There are two choices when cravings hit – giving in or resisting the temptation, especially when it comes to sugary or salty snacks of little nutritional value. Giving in to cravings makes you feel guilty, while resisting them makes you feel deprived. But when a person postpones eating the snack to some ‘later’ time, it helps avoid this mental conflict.
In the study, the postpone strategy was tested using different snack foods. Men and women were divided into three groups. All the groups were allowed to watch a film clip during which a bowl of candies was kept in front of them. The participants were unaware of the objective of the study. The three groups were informed of the following:
- One group was informed to eat the candies
- Second group was instructed not to eat the candies
- Third group was told that they could have the candies later
After the film clip viewing, they were asked questions which were not related to the film or the food. All three groups were then allowed to eat the candies, with the number of candies eaten tallied by the researchers. The group who were told not to eat the candies ate the most number of candies, while those who were allowed to eat or postpone it ate only half of that amount. The least amount of candy-eating was observed in the group that was asked to postpone eating to a later time.
The researchers also measured the chocolate consumption of the participants over the following week. The postponing group had chocolate only once after the experiment.
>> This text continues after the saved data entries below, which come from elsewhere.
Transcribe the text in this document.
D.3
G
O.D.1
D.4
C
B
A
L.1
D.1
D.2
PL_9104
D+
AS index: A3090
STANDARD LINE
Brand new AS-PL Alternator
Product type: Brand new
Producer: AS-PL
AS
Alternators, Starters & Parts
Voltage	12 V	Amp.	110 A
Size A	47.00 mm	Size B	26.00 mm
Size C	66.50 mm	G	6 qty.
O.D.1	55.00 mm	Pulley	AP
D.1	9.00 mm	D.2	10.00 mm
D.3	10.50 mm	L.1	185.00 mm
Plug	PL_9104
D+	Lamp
The group who were asked to eat it freely ate three times more than the postponing group, while the group who could eat freely ate four-and-half times more.
Dr. Mead also wanted to see whether the same results would be obtained if the participants were allowed to choose the strategy. Students were given a big bag of chips and randomly assigned to a group or allowed to choose their strategy. The three strategies from which they could choose include:
- Eat freely if you wish
- Do not eat the chips at all
- Don’t eat them now, but you can eat it later
Whether chosen or randomly assigned, those who were in the postponing group ate the least amount of chips. Moreover, they ate a far smaller amount of chips in the following week. The members of the group who could eat it freely had nearly four times more, while those who were not allowed to eat consumed 4.5 times more.
Dr. Mead adds that postponing gives time for the mind to relax and avoid the conflict between guilt and feelings of being deprived. To be effective, postponing should not be for a specific time, like 4 o'clock.
Brian Wansink Ph.D., John S. Dyson professor of marketing at Cornell University and a long time researcher of eating habits, claims that the most important factor is to postpone eating without telling the mind. He had also conducted a similar study in which participants were told to postpone to a particular time. He noted that participants were not able to take their eyes off the clock and had weakened concentration. He suggests that postponing snacking to an indefinite time can help control body weight, and that when possible snacks should be replaced by healthier alternatives.